Iuliia Burdun1, Michel Bechtold2, Mika Aurela3, Gabrielle De Lannoy2, Ankur R. Desai4, Elyn Humphreys5, Santtu Kareksela6, Viacheslav Komisarenko7,8, Maarit Liimatainen9,10, Hannu Marttila9, Kari Minkkinen11, Mats B. Nilsson12, Paavo Ojanen10,11, Sini-Selina Salko1, Eeva-Stiina Tuittila13, Evelyn Uuemaa7, and Miina Rautiainen1
Iuliia Burdun et al.
  • 1Aalto University, School of Engineering, Department of Built Environment, Espoo, Finland (
  • 2KU Leuven, Heverlee, Belgium
  • 3Finnish Meteorological Institute, Helsinki, Finland
  • 4University of Wisconsin-Madison, Madison, USA
  • 5Carleton University, Department of Geography & Environmental Studies, Ottawa, Canada
  • 6Metsähallitus, Jyväskylä, Finland
  • 7University of Tartu, Tartu, Estonia
  • 8Ghent University, Ghent, Belgium
  • 9University of Oulu, Oulu, Finland
  • 10Natural Resources Institute Finland, Oulu, Finland
  • 11University of Helsinki, Department of Forest Sciences, Helsinki, Finland
  • 12Swedish University of Agricultural Sciences, Umeå, Sweden
  • 13University of Eastern Finland, School of Forest Sciences, Joensuu, Finland

Water table constitutes a master control of the general biogeochemistry in northern peatlands. The performance of peatland simulations in global ecosystem models is strongly hampered by the accuracy of the water table predictions. We examined the applicability of the Optical TRApezoid Model (OPTRAM) to monitor the temporal fluctuations in water table over 53 intact, restored, and drained northern peatlands in Finland, Estonia, Sweden, Canada, and the USA from 2018 through 2021. Various OPTRAM were computed based on Sentinel-2 data with the Google Earth Engine cloud platform. We found that (i) the choice of vegetation index utilised in OPTRAM does not significantly affect OPTRAM performance; (ii) the tree cover density is a significant factor controlling the sensitivity of OPTRAM to water table dynamics; (iii) the relationship between water table and OPTRAM often disappears for deep water tables.

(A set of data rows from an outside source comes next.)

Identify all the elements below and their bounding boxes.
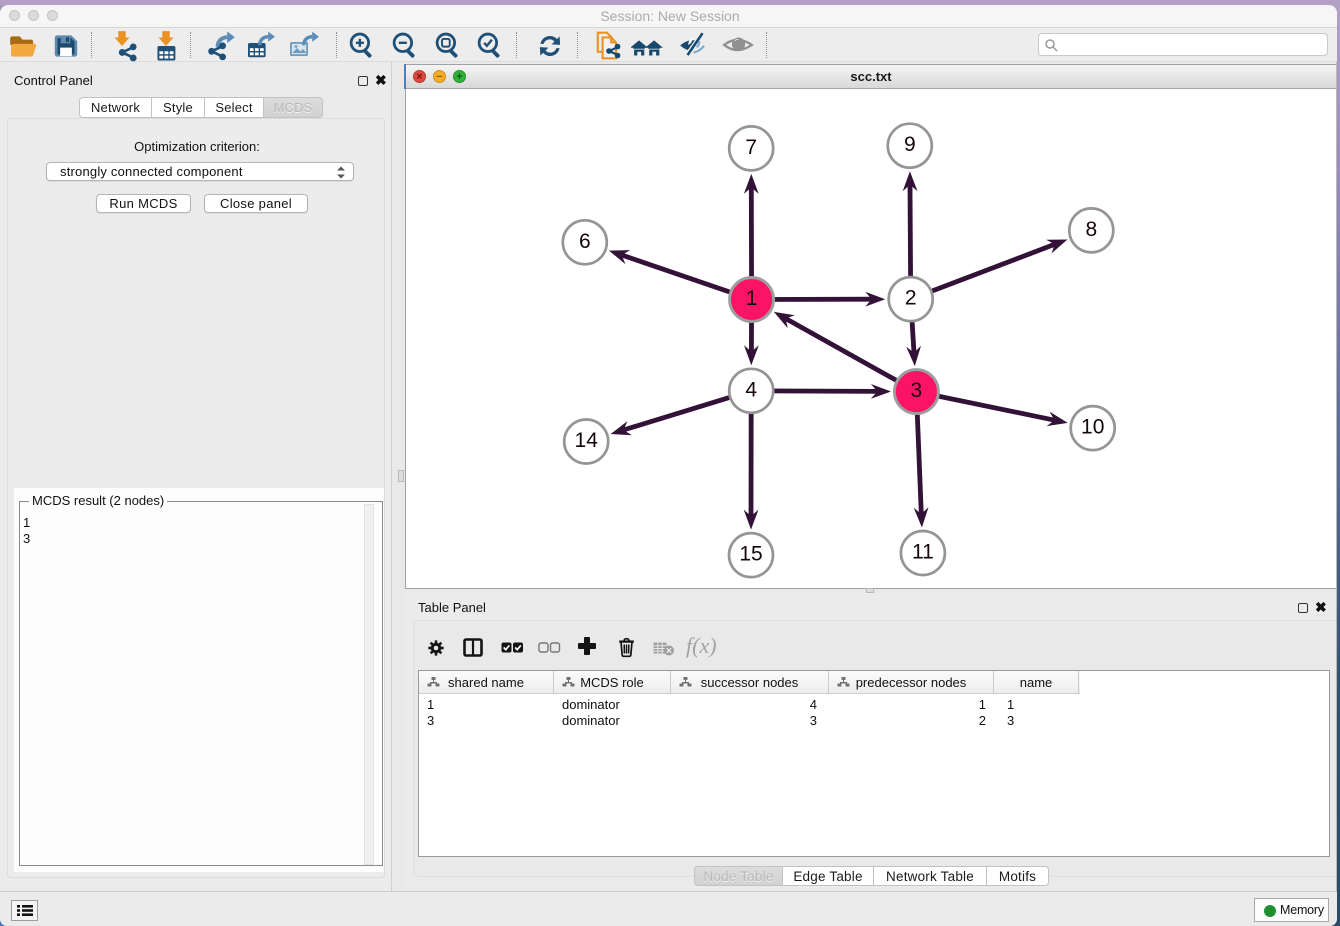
svg-text:9: 9: [904, 133, 916, 156]
svg-text:11: 11: [912, 541, 934, 564]
svg-text:7: 7: [745, 136, 757, 159]
svg-text:2: 2: [905, 287, 917, 310]
svg-text:14: 14: [575, 429, 599, 452]
svg-text:3: 3: [911, 379, 923, 402]
svg-text:6: 6: [579, 230, 591, 253]
svg-text:8: 8: [1085, 218, 1097, 241]
svg-text:15: 15: [739, 543, 762, 566]
svg-text:1: 1: [746, 287, 758, 310]
svg-text:4: 4: [745, 378, 757, 401]
svg-text:10: 10: [1081, 416, 1104, 439]
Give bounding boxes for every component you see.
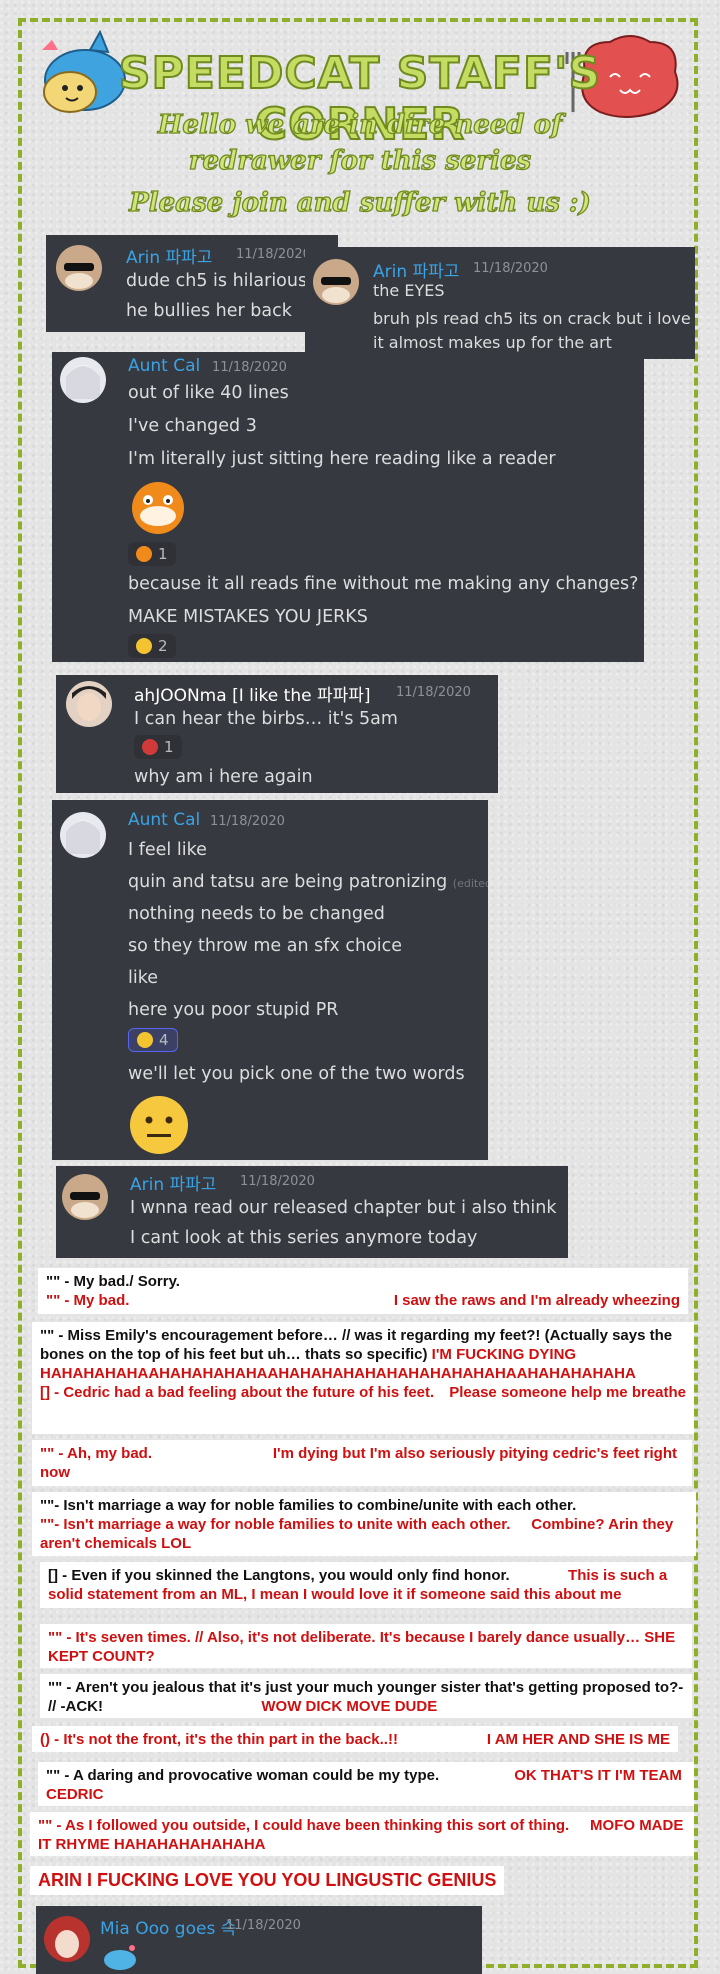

Based on an anomaly analysis, we further found that OPTRAM seems to be in particular suitable to monitor long-term (i.e., interannual) water table variability while the performance for short-term changes (e.g., response to individual rain events) was lower. Overall, our results support the application of OPTRAM to monitor water table dynamics in intact and restored northern peatlands with low tree cover density when the water table is shallow to moderately deep.

How to cite: Burdun, I., Bechtold, M., Aurela, M., De Lannoy, G., Desai, A. R., Humphreys, E., Kareksela, S., Komisarenko, V., Liimatainen, M., Marttila, H., Minkkinen, K., Nilsson, M. B., Ojanen, P., Salko, S.-S., Tuittila, E.-S., Uuemaa, E., and Rautiainen, M.: Temporal water table dynamics derived from optical satellite data, EGU General Assembly 2023, Vienna, Austria, 24–28 Apr 2023, EGU23-4279,, 2023.